Никто не стал уточнять-спрашивать, что именно вышло по Дарье.
Петруша помолчал, словно вспоминал мучительно, что хотел сказать сегодня народу.
– Значит, отца моего Парамона вы не помните. Но, может, слыхали вы, как пошел он на войну с германцем, на ту еще, на первую, да и не пришел с нее. Сказывали, будто в плену он у германца. Мать моя Анфисья, Царство ей Небесное, всю жизнь ждала его, да так и не дождалась. И я, каюсь, не сказал ей, утаил то, что вызнал. Грех на мне…
– Да какой грех? Бог с тобой, Петруша, – шумели бабы.

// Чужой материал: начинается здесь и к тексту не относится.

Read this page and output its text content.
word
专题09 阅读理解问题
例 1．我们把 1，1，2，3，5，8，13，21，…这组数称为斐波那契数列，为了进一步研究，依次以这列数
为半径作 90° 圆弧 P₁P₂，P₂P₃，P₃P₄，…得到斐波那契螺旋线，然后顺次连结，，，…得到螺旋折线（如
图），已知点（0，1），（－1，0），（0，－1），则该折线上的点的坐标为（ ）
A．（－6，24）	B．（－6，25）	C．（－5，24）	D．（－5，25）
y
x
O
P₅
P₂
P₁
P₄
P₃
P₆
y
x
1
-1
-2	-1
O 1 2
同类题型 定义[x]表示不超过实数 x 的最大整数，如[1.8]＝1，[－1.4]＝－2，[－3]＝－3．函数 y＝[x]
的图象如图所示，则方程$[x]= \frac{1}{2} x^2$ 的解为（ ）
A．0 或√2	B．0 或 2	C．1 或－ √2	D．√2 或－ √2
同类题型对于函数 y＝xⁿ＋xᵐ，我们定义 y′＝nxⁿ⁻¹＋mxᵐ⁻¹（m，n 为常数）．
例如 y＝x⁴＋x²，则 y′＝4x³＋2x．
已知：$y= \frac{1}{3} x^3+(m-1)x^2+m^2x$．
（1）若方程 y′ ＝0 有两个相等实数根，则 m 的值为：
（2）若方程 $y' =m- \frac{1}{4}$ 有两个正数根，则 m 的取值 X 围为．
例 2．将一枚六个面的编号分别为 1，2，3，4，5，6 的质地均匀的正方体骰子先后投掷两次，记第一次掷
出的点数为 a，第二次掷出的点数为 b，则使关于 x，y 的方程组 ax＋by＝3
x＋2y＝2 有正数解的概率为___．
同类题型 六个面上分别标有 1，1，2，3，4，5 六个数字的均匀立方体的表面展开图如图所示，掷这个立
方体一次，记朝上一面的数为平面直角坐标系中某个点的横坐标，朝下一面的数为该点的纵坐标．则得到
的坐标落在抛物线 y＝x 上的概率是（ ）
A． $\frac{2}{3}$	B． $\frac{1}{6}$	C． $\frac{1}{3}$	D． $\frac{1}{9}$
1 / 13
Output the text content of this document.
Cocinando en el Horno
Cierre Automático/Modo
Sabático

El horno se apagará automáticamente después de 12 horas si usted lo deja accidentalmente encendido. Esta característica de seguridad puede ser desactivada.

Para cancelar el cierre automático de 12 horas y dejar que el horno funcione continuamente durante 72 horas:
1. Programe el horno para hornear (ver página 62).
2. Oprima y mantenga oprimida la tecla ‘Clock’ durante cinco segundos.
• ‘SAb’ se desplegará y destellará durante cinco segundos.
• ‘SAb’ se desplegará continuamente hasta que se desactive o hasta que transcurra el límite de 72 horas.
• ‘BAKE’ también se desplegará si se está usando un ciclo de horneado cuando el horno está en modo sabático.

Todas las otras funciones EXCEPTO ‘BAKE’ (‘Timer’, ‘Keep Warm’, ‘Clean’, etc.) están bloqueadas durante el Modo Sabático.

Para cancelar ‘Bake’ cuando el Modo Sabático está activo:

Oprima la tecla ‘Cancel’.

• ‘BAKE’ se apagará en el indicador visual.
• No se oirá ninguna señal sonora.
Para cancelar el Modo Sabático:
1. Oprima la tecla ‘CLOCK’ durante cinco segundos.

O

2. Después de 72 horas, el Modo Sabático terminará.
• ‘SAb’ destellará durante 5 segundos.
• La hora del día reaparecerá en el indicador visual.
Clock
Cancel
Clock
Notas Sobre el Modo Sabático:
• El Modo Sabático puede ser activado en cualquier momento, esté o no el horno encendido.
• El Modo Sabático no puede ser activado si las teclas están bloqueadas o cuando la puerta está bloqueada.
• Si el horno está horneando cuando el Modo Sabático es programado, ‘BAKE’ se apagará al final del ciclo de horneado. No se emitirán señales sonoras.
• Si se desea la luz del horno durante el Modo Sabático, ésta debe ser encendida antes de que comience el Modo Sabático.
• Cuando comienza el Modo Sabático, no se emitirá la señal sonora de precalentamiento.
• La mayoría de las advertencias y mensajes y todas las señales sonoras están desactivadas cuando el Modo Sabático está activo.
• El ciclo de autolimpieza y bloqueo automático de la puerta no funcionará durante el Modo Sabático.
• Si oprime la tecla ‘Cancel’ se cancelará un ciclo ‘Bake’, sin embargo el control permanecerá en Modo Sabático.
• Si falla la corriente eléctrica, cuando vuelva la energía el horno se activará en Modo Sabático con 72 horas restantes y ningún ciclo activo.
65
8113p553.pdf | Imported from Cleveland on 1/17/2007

– Да грех, грех, знаю. Грех, Манефа, – обращался он к сестре Бориса, сидевшей ближе других, у самой кровати, и с искренним состраданием смотревшей на привязанного к спинке Петрушу. – Не сказал я матушке своей. Устрашился. Знаешь, Манефа, на войне так не боялся, как здесь, на земелюшке родимой. Вот ведь как бывает. За Игната да вот за него, Серьгу, боялся, как бы им не навредить, – и он тыкал большим белым пальцем в сторону сына, сидевшего у окна.